The Election:Days 19 and 20

Post-debate the campaign has heated up with Martin, Harper and Layton slugging it out for votes in the close three-way race in B.C.

Layton's stock rose as a result of the English debate. Most polls and commentators were impressed with Layton's performance. He was the real winner in terms of improving voters' perceptions of him.

Campaigning hard in B.C. to recapture some seats lost previously to the Reform(Conservatives), Layton shifted gears somewhat to take on the Conservatives as well as the Liberals. If the NDP is to gain seats in B.C., it will have to take them from the Conservatives. Layton lashed out at "ineffective, out-of-touch" Conservatives," saying his five NDP MPs delivered more to B.C. than the 22 Tory MPs. However, he also opened the door to working with a Conservative minority should that be the election result. Layton said: "We will work with the House of Commons that's composed by Canadians.

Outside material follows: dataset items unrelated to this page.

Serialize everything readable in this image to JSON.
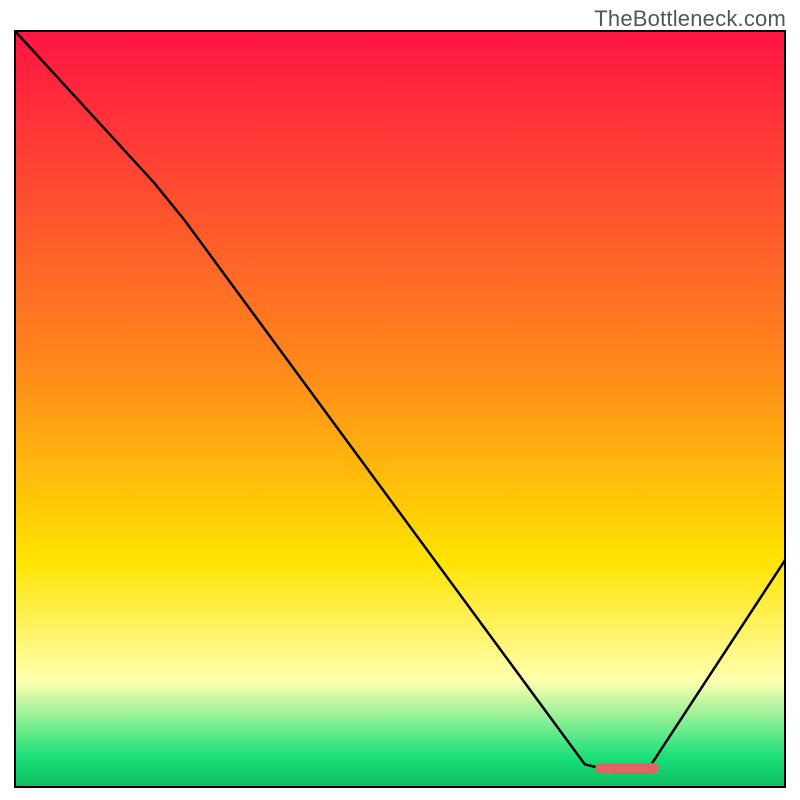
{
  "watermark": "TheBottleneck.com",
  "colors": {
    "gradient_top": "#ff1444",
    "gradient_orange": "#ff8a1a",
    "gradient_yellow": "#ffe300",
    "gradient_pale": "#ffffb0",
    "gradient_green": "#1be07a",
    "curve": "#000000",
    "segment": "#e06666",
    "border": "#000000"
  },
  "chart_data": {
    "type": "line",
    "title": "",
    "xlabel": "",
    "ylabel": "",
    "xlim": [
      0,
      100
    ],
    "ylim": [
      0,
      100
    ],
    "grid": false,
    "legend": false,
    "gradient_stops": [
      {
        "offset": 0,
        "color": "#ff1444"
      },
      {
        "offset": 45,
        "color": "#ff8a1a"
      },
      {
        "offset": 70,
        "color": "#ffe300"
      },
      {
        "offset": 86,
        "color": "#ffffb0"
      },
      {
        "offset": 96,
        "color": "#1be07a"
      },
      {
        "offset": 100,
        "color": "#0dbc5f"
      }
    ],
    "series": [
      {
        "name": "bottleneck-curve",
        "x": [
          0,
          18,
          22,
          74,
          78,
          82,
          100
        ],
        "values": [
          100,
          80,
          75,
          3,
          2,
          2,
          30
        ]
      }
    ],
    "highlight_segment": {
      "name": "min-plateau",
      "x_start": 76,
      "x_end": 83,
      "y": 2.5
    }
  }
}
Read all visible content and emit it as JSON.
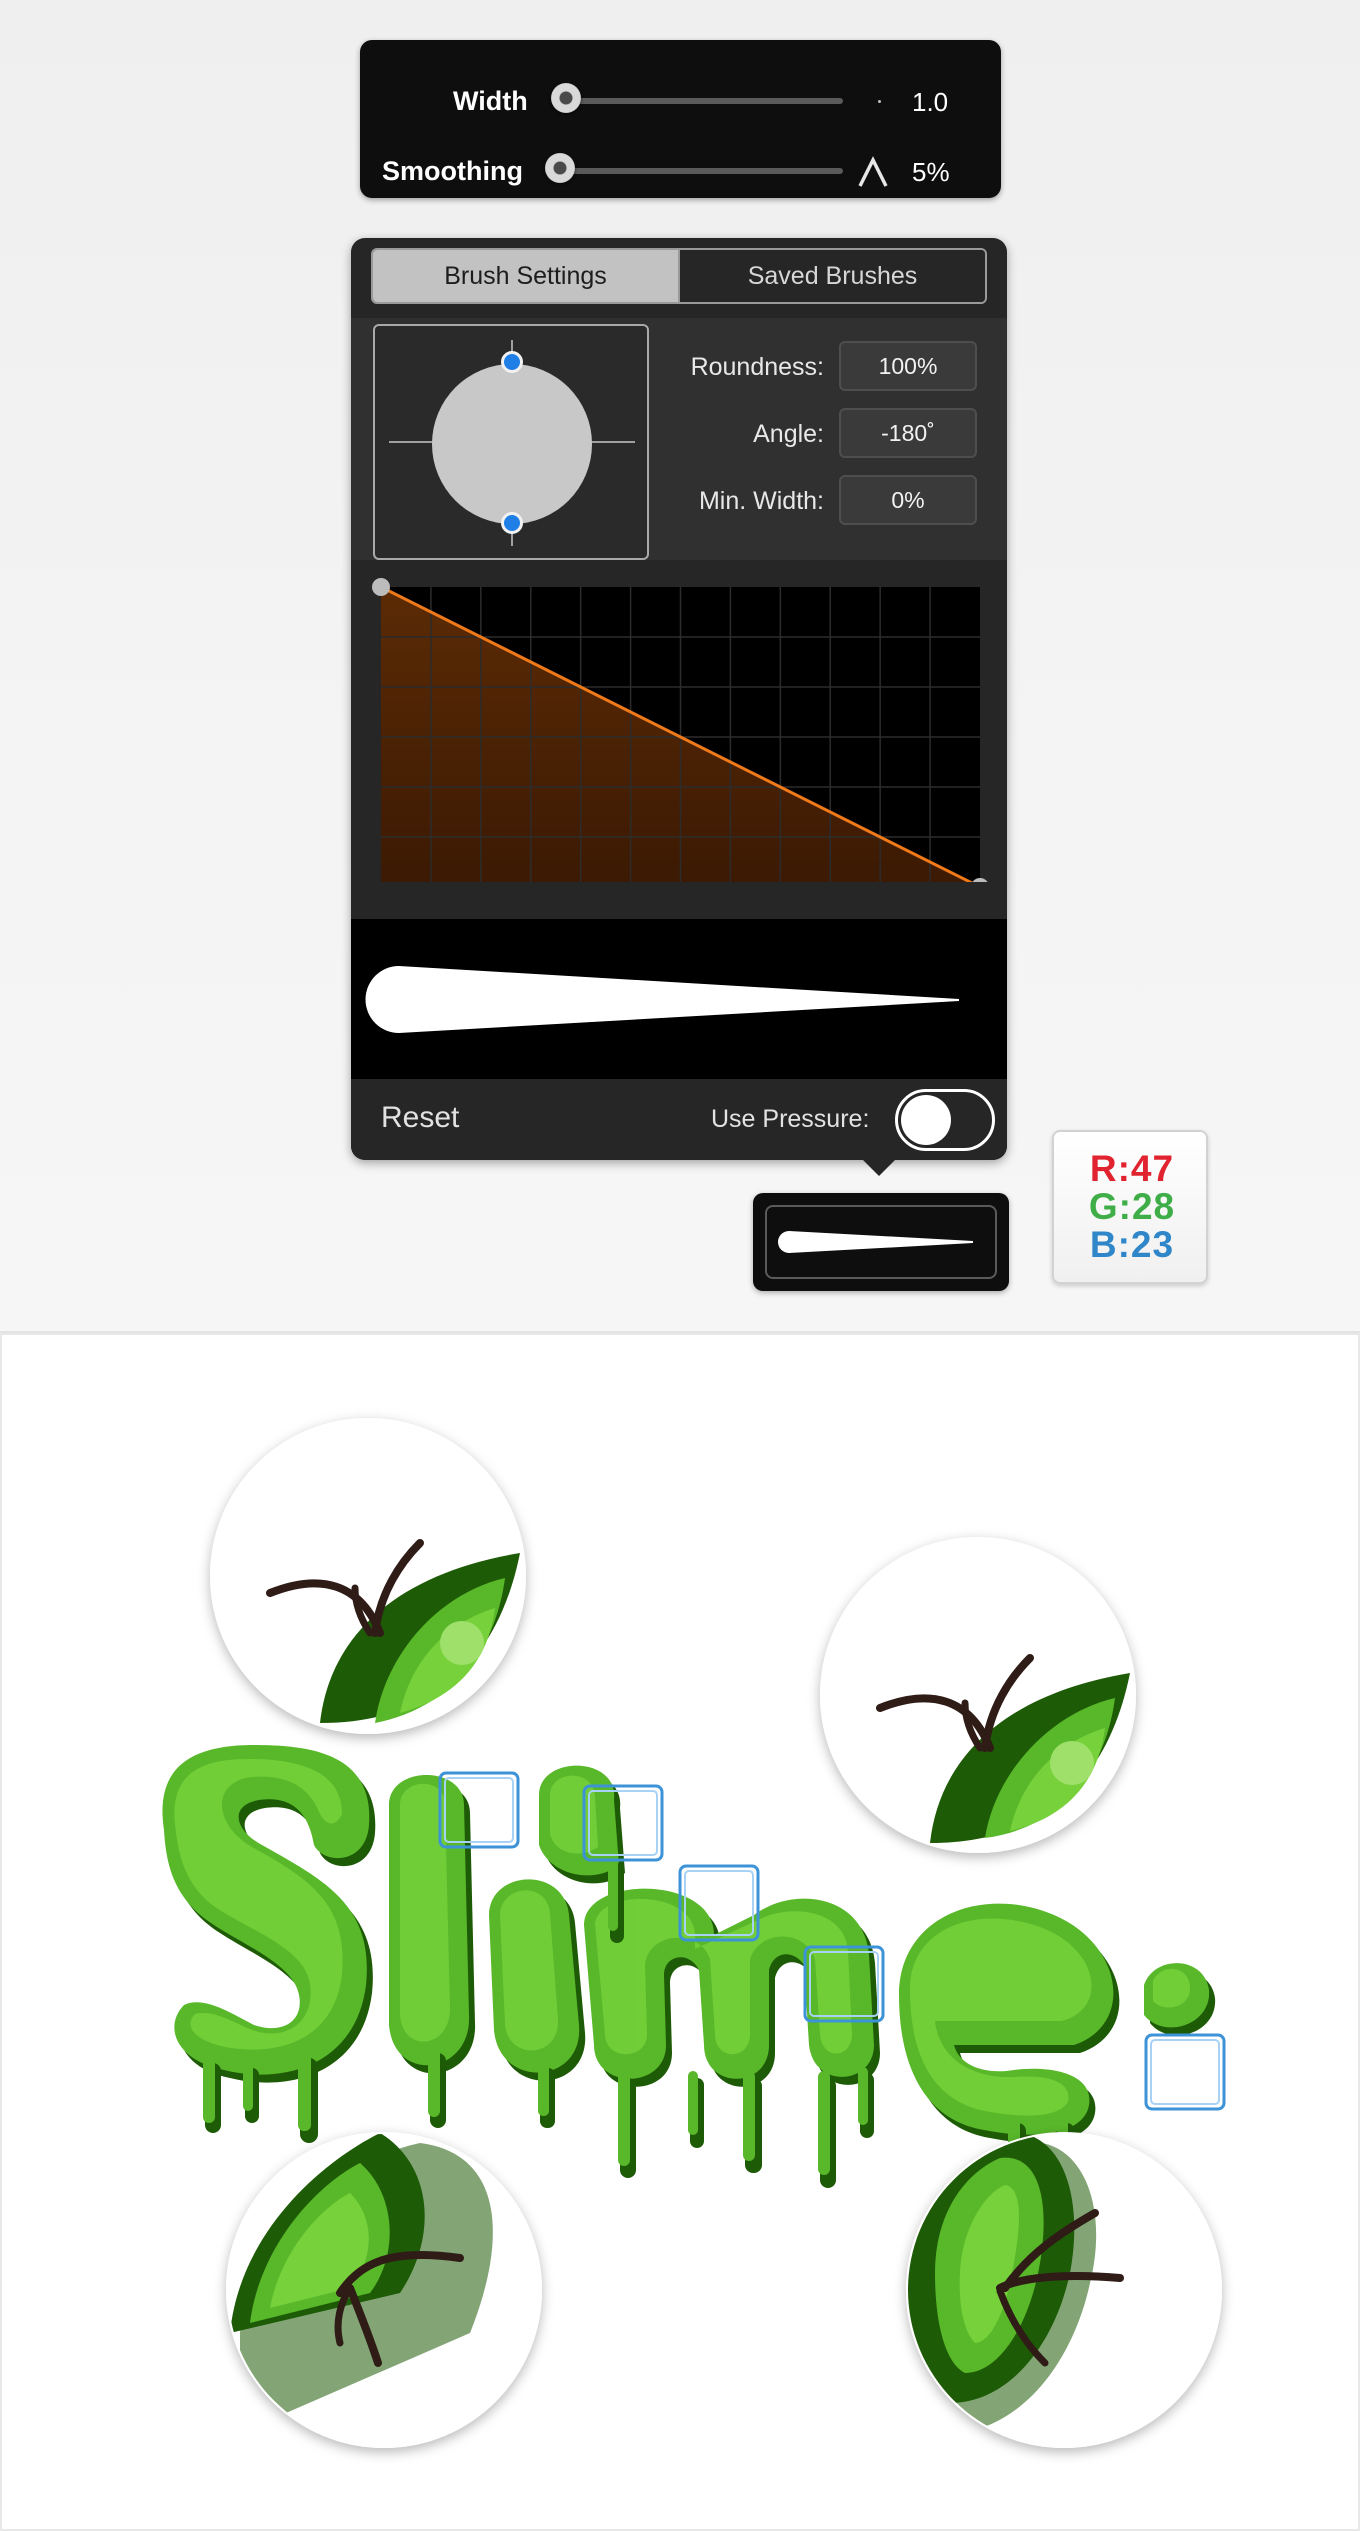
{
  "width_panel": {
    "width_label": "Width",
    "width_value": "1.0",
    "width_fraction": 0.02,
    "smoothing_label": "Smoothing",
    "smoothing_value": "5%",
    "smoothing_fraction": 0.05
  },
  "brush_panel": {
    "tabs": [
      {
        "label": "Brush Settings",
        "active": true
      },
      {
        "label": "Saved Brushes",
        "active": false
      }
    ],
    "properties": [
      {
        "label": "Roundness:",
        "value": "100%"
      },
      {
        "label": "Angle:",
        "value": "-180˚"
      },
      {
        "label": "Min. Width:",
        "value": "0%"
      }
    ],
    "pressure_curve": {
      "start": [
        0,
        1
      ],
      "end": [
        1,
        0
      ]
    },
    "reset_label": "Reset",
    "pressure_label": "Use Pressure:",
    "use_pressure": false
  },
  "rgb": {
    "r_text": "R:47",
    "g_text": "G:28",
    "b_text": "B:23",
    "r_color": "#e0232f",
    "g_color": "#3fae49",
    "b_color": "#2f86c8",
    "swatch": "#2f1c17"
  },
  "artwork": {
    "word": "Slime",
    "slime_light": "#76d13a",
    "slime_mid": "#58b82a",
    "slime_dark": "#1e5b06",
    "highlight_box_color": "#3d93d8"
  },
  "icons": {
    "smoothing": "caret-up-icon",
    "width_tick": "dot-icon"
  }
}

I think every political leader has that obligation."

Meanwhile Martin was slamming Stephen Harper as "unfit to govern". In response Harper accused Martin of intolerance. Harper reached out for votes in B.C. with a package of election goodies for British Columbia. He promised Canadian Forces ground troops would be stationed again on the West Coast, more MPs for B.C., money for Victoria sewage treatment and continued staffing of coastal lighthouses.
Harper also promised support for B.C.'s forest industry by fighting U.S. lumber tariffs "until this battle is won."

Columnist Sheila Copps had some telling comments about Martin's shift in positions on major issues:

"Two and a half years ago, the same prime minister stood on another stage in Vancouver and took the exact opposite position! In fact, so critical was he of the era of Chretien-Bush relations that he endorsed the "perimeter North America" concept proposed by the Business Council on National Issues, which would essentially keep a common fence around, not between, Canada and the U.S. I also recall him working behind the scenes to undermine then-PM Jean Chretien's decision not to send troops to Iraq."

"During that same Liberal debate, he also refused to support gay marriage and remained ambiguous about whether he would even sign the Kyoto accord."

Which confirms what we know, that Martin is a hypocrite!

1 comment:

Anonymous said...

Hypocrite is too kind a word for Martin! He spent twelve years undercutting his leader because of an overpowering ambition to be PM. As Sheila Copps pointed out, many of the positions he is espousing in this campaign are diametrically the opposite of positions he advocated while he was in Chretien's cabinet and then running for the Liberal leadership.
Running against Harper on SSM is his ultimate manifestation of hypocrisy.